WHERE vs HAVING mental model in SQL - Performance Comparison
We want to understand how filtering data at different stages affects the work a database does.
Specifically, how using WHERE and HAVING changes the amount of data processed.
Analyze the time complexity of these two queries.
-- Query 1: Filtering rows before grouping
SELECT department, COUNT(*)
FROM employees
WHERE salary > 50000
GROUP BY department;
-- Query 2: Filtering groups after grouping
SELECT department, COUNT(*)
FROM employees
GROUP BY department
HAVING COUNT(*) > 5;
The first query filters rows before grouping; the second filters groups after grouping.

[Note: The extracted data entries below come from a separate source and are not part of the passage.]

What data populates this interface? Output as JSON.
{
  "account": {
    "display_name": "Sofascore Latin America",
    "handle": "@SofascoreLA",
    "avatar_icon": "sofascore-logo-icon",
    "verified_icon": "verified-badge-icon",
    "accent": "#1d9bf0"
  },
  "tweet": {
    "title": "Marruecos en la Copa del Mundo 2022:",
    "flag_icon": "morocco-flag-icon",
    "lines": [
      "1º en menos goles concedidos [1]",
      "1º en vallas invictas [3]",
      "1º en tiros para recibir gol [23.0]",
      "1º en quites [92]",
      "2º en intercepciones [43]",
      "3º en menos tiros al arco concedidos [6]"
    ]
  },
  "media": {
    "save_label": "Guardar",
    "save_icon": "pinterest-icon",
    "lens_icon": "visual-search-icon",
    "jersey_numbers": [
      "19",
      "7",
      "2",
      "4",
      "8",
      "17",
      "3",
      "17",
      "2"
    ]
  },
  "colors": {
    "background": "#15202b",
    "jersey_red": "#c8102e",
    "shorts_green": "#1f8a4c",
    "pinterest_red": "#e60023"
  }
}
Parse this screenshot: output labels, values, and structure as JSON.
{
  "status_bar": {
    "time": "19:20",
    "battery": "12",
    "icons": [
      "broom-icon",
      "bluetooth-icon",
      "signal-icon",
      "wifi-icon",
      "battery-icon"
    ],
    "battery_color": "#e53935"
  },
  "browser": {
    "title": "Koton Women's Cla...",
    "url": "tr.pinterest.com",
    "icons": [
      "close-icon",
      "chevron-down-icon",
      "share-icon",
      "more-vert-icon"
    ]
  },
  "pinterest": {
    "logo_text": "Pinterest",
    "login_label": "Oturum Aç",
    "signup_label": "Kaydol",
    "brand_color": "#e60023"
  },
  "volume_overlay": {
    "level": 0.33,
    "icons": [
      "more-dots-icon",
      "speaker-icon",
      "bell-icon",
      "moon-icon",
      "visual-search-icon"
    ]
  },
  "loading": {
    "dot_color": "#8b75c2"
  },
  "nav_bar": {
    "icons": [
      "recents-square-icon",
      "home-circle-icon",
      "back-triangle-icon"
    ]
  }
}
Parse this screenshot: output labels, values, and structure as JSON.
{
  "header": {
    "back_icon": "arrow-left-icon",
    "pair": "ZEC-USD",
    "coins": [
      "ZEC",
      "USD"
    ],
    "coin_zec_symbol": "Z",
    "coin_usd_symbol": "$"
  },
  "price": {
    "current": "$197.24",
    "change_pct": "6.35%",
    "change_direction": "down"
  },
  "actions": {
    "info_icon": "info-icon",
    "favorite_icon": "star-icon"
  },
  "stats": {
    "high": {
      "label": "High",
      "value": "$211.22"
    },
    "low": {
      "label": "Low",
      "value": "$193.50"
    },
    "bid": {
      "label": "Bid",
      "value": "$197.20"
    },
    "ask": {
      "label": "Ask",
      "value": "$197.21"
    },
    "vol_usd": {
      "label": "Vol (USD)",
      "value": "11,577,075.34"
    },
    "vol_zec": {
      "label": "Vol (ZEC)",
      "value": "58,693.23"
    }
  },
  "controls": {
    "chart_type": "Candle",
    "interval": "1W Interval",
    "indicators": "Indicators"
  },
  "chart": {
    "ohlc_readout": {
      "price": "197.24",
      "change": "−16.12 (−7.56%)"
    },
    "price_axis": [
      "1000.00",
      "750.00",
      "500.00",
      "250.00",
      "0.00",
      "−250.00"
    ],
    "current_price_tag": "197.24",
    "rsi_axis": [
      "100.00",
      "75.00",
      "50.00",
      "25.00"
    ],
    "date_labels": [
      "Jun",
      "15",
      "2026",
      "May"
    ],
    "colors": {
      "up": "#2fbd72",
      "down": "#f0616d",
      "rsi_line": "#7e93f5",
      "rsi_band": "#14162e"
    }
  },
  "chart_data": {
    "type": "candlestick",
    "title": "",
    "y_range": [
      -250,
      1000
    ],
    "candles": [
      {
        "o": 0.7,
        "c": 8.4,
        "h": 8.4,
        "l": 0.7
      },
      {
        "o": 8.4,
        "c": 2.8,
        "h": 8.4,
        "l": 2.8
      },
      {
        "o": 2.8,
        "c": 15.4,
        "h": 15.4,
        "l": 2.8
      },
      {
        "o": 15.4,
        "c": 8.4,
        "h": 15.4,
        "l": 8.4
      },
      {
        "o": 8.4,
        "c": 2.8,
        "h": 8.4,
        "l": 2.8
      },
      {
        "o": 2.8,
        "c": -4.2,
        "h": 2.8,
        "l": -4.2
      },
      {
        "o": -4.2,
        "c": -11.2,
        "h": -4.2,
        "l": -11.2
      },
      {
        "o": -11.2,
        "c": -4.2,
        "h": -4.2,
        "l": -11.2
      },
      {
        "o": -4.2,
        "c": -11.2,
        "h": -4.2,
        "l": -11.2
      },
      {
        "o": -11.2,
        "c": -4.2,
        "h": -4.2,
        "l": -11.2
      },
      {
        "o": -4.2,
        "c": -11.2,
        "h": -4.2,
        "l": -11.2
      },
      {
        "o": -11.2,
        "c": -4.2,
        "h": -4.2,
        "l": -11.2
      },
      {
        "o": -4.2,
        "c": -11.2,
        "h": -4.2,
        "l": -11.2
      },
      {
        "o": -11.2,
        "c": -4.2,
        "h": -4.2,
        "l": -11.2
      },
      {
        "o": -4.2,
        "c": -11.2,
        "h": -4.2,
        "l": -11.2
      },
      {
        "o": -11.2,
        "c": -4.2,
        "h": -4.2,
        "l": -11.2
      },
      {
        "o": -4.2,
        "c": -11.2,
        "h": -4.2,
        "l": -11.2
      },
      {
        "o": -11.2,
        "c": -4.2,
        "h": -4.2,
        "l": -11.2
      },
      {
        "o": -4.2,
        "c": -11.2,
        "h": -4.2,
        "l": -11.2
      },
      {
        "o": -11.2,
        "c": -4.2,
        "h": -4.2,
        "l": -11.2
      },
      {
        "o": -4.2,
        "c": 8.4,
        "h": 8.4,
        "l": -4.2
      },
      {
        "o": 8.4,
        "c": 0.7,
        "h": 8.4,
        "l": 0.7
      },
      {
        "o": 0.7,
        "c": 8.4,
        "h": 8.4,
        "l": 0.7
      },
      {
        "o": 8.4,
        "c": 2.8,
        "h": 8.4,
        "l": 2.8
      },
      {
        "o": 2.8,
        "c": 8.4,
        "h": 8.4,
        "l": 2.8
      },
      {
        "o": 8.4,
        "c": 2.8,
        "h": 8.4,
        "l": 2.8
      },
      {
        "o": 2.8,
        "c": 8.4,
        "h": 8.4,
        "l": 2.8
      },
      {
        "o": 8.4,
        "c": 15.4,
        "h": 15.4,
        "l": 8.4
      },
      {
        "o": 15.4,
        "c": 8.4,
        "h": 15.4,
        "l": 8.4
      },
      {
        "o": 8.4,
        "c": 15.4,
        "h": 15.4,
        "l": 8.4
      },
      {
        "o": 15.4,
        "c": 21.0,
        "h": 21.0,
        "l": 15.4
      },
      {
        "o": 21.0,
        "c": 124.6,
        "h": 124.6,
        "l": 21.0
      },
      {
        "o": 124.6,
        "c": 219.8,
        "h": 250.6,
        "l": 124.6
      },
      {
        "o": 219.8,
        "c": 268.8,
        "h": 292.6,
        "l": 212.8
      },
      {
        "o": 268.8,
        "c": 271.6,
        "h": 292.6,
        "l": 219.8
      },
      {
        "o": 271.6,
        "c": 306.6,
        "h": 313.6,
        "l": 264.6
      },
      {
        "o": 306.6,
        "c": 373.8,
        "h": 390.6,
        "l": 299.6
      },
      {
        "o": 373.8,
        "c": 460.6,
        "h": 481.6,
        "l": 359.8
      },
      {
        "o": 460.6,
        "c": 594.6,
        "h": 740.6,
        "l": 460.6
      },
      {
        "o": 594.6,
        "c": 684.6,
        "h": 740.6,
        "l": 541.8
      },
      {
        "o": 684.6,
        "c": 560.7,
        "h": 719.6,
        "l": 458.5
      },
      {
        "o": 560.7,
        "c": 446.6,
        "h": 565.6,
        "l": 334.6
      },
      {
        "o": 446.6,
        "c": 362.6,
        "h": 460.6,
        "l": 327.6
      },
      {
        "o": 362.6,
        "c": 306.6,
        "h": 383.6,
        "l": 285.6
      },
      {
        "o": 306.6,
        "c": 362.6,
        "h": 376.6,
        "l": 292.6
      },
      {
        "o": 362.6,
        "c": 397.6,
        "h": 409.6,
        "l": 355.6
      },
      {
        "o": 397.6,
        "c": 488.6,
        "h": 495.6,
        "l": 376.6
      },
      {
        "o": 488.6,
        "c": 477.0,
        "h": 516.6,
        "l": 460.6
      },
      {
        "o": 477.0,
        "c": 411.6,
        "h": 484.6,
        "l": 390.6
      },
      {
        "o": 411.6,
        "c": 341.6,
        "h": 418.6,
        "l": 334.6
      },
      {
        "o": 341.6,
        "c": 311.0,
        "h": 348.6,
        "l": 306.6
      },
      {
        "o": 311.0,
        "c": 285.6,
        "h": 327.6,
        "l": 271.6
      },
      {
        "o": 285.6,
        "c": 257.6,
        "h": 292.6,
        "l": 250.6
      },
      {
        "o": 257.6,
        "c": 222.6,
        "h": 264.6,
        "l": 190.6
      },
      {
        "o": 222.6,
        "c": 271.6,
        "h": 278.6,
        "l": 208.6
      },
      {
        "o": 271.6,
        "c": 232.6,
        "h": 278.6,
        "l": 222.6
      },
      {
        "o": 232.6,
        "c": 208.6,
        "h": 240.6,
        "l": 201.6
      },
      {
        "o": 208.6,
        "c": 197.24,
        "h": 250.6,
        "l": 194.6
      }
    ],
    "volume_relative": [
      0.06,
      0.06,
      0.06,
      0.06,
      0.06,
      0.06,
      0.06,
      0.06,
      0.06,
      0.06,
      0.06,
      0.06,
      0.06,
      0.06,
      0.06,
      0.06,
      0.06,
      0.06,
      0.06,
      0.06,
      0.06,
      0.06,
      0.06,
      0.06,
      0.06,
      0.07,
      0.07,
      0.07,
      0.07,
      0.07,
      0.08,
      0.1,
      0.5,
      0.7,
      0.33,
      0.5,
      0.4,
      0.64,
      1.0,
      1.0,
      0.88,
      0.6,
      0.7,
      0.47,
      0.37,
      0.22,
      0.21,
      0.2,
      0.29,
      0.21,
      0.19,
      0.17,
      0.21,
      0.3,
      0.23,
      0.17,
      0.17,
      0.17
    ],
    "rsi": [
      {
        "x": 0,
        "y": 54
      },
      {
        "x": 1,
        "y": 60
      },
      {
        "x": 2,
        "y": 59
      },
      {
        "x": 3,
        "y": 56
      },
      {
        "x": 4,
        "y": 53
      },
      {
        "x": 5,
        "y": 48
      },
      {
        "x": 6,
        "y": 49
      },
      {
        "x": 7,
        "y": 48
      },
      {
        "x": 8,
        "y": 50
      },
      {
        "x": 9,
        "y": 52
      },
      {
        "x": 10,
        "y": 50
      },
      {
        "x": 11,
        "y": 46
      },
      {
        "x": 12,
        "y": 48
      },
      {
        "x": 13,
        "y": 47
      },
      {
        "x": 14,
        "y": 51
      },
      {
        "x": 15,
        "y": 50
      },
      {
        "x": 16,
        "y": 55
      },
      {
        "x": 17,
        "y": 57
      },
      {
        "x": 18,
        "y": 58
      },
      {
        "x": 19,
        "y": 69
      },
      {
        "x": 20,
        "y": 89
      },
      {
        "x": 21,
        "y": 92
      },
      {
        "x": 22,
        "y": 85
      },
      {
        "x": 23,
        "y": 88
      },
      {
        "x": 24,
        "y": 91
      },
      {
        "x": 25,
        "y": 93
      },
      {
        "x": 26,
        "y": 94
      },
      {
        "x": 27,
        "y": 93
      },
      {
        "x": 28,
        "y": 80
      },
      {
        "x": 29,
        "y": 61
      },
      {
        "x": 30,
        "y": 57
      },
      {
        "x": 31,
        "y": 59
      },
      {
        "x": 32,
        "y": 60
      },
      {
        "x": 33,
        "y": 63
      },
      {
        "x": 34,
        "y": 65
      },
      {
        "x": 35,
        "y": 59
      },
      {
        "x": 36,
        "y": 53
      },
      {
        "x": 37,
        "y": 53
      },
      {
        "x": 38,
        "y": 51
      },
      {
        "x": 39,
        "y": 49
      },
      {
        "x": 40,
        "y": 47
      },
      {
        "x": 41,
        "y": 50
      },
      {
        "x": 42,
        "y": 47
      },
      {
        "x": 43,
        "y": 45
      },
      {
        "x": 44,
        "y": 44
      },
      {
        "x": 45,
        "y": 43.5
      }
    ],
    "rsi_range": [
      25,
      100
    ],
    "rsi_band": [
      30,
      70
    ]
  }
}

Look at what repeats as data grows.
- Primary operation: Scanning all employee rows.
- How many times: Once for each row in the table.
- Grouping operation processes all filtered rows or all rows depending on WHERE or HAVING.
Imagine the table grows from 10 to 1000 employees.
| Input Size (n) | Approx. Operations |
|---|---|
| 10 | Scan 10 rows, group filtered rows |
| 100 | Scan 100 rows, group filtered rows |
| 1000 | Scan 1000 rows, group filtered rows |
Filtering early with WHERE reduces rows before grouping, so less grouping work.
Filtering late with HAVING means grouping all rows first, then filtering groups.
Time Complexity: O(n)
This means the work grows linearly with the number of rows, but filtering early can reduce the constant work inside.
[X] Wrong: "WHERE and HAVING filters do the same amount of work."
[OK] Correct: WHERE filters rows before grouping, reducing data early. HAVING filters after grouping, so grouping happens on all rows first.
Understanding when filtering happens helps you explain query efficiency clearly and shows you know how databases handle data step-by-step.
What if we added a WHERE condition and a HAVING condition together? How would that affect the time complexity?